Moderne Technik begünstigt die Enthüllung von „Geheimnissen“. Prügelnde Polizisten werden per Handy aufgenommen, die Bilder gleich darauf in die ganze Welt verschickt. Eine fortgeschrittene Software sucht nach Übereinstimmungen zwischen dem Text einer Doktorarbeit und älteren Texten. Computerhacker dechiffrieren einen Bundestrojaner. Peinliche Redebeiträge von Politikern werden auf youtube einem Millionenpublikum zugänglich. Die moderne Technik ist gnadenlos, und ich sehe diese Entwicklung durchaus auch kritisch. Sicher ist aber: Sie begünstigt Ehrlichkeit und bringt für Betrüger Probleme mit sich. Politiker beanspruchen, die Regeln zu bestimmen, nach denen das Verhalten von Bürgern bewertet wird. Es besteht daher ein besonderes öffentliches Interesse daran, dass sie ethischen Ansprüchen genügen.



„Ausraster“ und Krankheiten sind Protest gegen unerträglichen Anpassungsdruck. Noch einmal zu den Schattenmanifestationen bei den Beherrschten: Angestellte und „kleine Leute“ fühlen sich oftmals gezwungen, ein Leben in Lüge zu führen. Ein Beispiel: So beschissen sie in ihrer Firma auch behandelt und bezahlt werden, sie müssen stets so tun, als seien sie bis in die Haarspitzen von Leistungswillen durchdrungen. „Man muss dem Götzen opfern, solange der Götze gilt“ (aus Fontanes „Effi Briest“). Dies aber fühlt sich unbehaglich an, es nagt an der Selbstachtung. Wer ernsthaft krank wird, sagt damit: „Ich kann nicht mehr, ich will nicht mehr“ – und kann dies nicht nur dem Chef, sondern auch sich selbst gegenüber rechtfertigen. Wem die Schattenmanifestation mittels Krankheit nicht gelingt, der läuft Gefahr, irgendwann auszurasten und dann als der „Böse“ dazustehen. Es gibt heute mehr Zustände, die krank machen, als noch vor 30 Jahren. Diese Zustände sind nicht unvermeidlich, sie werden von Global Players und ihren politischen Vasallen mutwillig herbeigeführt. Dann soll man sich aber bitte nicht wundern, wenn Menschen tatsächlich krank werden und dabei sogar „volkswirtschaftliche Schäden“ entstehen.

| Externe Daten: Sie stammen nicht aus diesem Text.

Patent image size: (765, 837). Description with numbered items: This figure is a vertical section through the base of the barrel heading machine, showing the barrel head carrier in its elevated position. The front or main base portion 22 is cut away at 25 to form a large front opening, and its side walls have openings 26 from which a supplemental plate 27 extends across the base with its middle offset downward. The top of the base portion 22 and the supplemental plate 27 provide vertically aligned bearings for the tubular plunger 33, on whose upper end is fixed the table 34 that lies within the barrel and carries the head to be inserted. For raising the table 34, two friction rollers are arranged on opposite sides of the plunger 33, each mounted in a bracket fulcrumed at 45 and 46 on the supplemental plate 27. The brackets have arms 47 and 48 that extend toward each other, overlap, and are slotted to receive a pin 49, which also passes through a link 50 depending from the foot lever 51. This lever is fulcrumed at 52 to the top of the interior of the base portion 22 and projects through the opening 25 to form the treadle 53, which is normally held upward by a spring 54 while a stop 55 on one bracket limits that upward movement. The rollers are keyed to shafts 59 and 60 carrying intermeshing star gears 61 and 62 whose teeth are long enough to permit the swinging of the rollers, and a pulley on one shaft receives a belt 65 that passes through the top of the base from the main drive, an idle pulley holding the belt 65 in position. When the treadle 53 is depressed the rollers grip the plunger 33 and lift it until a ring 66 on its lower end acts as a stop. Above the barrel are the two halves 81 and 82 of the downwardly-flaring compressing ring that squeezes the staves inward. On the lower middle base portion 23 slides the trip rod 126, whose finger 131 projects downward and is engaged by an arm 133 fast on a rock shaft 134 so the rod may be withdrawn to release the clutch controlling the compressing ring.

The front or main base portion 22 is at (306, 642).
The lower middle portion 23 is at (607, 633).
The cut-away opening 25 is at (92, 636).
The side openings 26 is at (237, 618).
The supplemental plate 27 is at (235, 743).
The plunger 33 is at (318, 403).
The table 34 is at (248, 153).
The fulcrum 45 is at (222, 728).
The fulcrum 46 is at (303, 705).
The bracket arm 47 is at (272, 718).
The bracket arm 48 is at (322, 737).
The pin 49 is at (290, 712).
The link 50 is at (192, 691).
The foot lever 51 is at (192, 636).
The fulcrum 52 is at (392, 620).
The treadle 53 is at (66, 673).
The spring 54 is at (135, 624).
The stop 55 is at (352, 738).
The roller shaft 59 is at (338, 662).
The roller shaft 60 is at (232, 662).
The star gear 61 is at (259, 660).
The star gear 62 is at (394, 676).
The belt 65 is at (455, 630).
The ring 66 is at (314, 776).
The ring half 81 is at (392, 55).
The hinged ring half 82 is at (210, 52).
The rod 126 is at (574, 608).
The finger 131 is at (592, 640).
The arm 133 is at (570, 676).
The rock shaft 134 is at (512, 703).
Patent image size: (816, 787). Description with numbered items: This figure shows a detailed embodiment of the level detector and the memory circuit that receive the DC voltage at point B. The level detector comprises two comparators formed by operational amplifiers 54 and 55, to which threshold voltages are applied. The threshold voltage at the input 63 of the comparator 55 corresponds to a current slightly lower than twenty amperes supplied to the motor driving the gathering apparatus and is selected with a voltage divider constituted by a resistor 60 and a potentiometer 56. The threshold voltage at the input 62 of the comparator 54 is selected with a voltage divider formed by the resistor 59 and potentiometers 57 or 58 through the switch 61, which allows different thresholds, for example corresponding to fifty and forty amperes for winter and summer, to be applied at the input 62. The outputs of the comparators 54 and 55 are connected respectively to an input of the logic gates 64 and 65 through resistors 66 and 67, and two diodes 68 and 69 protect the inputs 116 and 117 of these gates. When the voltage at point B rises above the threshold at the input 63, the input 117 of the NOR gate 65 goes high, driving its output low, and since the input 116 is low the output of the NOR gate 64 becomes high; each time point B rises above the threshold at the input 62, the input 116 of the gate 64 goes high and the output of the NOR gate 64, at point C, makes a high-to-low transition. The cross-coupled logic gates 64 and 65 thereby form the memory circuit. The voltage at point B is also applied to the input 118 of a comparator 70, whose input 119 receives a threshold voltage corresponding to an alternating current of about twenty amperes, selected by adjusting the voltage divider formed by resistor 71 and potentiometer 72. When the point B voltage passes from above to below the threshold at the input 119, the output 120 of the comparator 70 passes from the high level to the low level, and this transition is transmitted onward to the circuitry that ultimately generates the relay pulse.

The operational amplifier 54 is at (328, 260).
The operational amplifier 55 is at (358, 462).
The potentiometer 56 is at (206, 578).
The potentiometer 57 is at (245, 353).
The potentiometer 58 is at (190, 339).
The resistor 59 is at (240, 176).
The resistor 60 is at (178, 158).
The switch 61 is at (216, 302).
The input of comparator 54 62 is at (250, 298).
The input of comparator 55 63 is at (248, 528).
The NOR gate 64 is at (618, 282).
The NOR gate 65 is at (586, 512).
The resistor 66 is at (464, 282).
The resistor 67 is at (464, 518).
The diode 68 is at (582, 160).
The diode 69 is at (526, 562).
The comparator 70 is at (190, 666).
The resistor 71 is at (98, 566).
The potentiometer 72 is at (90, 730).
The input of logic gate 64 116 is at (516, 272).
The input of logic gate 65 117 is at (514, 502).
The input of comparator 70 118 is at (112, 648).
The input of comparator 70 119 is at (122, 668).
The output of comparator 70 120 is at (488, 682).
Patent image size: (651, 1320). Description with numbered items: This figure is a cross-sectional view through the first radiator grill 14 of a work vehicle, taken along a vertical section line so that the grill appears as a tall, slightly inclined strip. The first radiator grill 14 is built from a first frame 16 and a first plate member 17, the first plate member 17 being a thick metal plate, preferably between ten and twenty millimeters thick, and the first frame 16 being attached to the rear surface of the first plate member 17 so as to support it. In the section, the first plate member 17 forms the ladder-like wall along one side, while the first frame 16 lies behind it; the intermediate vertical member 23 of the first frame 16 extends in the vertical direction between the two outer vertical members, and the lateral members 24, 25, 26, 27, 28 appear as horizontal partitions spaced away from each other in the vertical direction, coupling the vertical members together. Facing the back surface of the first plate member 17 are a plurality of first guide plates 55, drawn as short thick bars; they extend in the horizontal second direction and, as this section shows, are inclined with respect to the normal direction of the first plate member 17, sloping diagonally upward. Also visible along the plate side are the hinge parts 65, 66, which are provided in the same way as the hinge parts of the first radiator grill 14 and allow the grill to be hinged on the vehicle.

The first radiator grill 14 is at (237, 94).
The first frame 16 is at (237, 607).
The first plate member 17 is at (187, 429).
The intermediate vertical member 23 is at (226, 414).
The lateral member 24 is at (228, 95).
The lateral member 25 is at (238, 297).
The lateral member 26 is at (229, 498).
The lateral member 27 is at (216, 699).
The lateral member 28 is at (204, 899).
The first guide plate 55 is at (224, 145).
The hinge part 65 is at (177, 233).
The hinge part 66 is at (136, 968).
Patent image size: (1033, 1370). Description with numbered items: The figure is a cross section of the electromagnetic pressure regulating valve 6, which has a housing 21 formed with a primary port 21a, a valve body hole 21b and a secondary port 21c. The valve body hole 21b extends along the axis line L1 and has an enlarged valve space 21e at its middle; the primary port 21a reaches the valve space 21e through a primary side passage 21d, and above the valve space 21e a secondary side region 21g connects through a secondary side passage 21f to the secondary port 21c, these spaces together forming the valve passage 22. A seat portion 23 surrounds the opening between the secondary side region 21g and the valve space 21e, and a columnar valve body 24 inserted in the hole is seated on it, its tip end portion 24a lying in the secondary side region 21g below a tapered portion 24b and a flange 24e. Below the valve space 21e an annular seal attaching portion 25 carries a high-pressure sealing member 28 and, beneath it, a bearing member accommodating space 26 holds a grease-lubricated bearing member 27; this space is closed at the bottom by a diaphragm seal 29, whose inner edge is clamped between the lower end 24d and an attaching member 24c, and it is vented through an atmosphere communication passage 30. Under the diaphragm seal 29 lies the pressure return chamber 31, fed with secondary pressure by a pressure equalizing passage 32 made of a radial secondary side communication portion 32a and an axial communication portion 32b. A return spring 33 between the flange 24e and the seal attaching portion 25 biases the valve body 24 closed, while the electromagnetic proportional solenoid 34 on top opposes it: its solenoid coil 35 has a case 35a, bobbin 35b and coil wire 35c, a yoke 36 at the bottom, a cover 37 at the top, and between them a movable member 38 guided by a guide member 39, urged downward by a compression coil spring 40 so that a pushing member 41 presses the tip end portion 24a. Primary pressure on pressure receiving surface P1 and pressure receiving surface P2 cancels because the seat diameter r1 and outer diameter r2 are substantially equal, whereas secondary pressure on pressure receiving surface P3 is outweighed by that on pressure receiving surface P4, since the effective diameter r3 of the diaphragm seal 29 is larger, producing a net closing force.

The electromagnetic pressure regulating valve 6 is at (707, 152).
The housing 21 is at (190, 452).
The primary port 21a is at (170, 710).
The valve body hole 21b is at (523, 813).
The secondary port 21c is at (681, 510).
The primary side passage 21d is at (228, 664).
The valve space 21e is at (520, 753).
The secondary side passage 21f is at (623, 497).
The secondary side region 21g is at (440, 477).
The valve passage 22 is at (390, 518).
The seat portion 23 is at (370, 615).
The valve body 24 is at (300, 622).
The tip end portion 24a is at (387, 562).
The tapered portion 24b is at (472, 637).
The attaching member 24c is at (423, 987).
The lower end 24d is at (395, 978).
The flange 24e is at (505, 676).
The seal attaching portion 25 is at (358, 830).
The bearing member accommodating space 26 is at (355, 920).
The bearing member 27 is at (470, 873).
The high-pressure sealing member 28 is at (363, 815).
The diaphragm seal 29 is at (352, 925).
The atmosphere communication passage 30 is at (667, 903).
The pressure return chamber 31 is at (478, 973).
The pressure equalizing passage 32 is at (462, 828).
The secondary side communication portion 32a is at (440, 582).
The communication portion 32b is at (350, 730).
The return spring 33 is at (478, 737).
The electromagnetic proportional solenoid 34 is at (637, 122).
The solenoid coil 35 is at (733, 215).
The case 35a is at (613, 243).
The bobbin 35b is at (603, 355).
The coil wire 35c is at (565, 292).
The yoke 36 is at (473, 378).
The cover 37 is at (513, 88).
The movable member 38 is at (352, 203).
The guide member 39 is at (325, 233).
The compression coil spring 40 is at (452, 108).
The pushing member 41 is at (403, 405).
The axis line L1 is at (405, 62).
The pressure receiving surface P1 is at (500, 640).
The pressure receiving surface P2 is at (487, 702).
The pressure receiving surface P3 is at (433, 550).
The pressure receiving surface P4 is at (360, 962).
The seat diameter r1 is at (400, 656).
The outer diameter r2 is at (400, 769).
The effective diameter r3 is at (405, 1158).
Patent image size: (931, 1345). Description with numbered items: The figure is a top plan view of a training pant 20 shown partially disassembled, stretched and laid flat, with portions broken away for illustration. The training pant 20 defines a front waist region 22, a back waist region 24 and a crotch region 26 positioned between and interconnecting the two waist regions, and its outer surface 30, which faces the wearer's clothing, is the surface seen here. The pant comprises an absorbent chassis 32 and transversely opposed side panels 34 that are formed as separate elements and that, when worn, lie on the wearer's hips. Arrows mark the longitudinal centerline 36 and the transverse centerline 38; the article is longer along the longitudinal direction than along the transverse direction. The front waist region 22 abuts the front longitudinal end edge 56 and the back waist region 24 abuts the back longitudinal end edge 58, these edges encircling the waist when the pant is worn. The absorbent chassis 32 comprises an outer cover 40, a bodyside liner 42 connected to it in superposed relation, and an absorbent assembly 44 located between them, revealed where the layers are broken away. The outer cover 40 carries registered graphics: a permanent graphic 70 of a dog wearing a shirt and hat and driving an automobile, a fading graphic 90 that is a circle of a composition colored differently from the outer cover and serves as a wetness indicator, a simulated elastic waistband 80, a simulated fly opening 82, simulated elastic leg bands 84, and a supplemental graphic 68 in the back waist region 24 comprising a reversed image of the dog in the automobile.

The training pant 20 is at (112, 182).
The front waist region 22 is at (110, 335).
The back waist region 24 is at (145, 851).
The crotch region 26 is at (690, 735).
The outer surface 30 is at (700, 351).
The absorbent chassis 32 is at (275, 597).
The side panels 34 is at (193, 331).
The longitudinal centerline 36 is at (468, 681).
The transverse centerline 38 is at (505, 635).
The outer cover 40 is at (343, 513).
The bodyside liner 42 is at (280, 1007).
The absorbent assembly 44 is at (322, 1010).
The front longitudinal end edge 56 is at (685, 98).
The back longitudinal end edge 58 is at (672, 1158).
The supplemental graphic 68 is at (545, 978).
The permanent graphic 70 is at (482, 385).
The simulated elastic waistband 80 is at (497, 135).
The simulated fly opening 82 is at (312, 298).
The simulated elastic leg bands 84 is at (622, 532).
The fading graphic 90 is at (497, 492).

Obwohl ich mich natürlich über eine Welle von Depressionen und Gewalttaten nicht freuen kann, finde ich es begrüßenswert, dass die Masken in vielen Bereichen fallen. Die Welle der „Enthüllungen“ wirft ein Schlaglicht auf einen unaufrichtigen Politikbetrieb (unaufrichtige Kirchen, Banken usw.) und weckt die Sehnsucht nach mehr Authentizität. Diese Sehnsucht könnte zur Keimzelle für bessere Strukturen werden. Projekte müssen geschaffen, politische Ansichten in den Mittelpunkt rücken, die ein ernsthafter Mensch vertreten kann, ohne sich eine Maske überzustülpen. So lange dies nicht geschieht, wird und muss der große Kehraus jedoch weitergehen.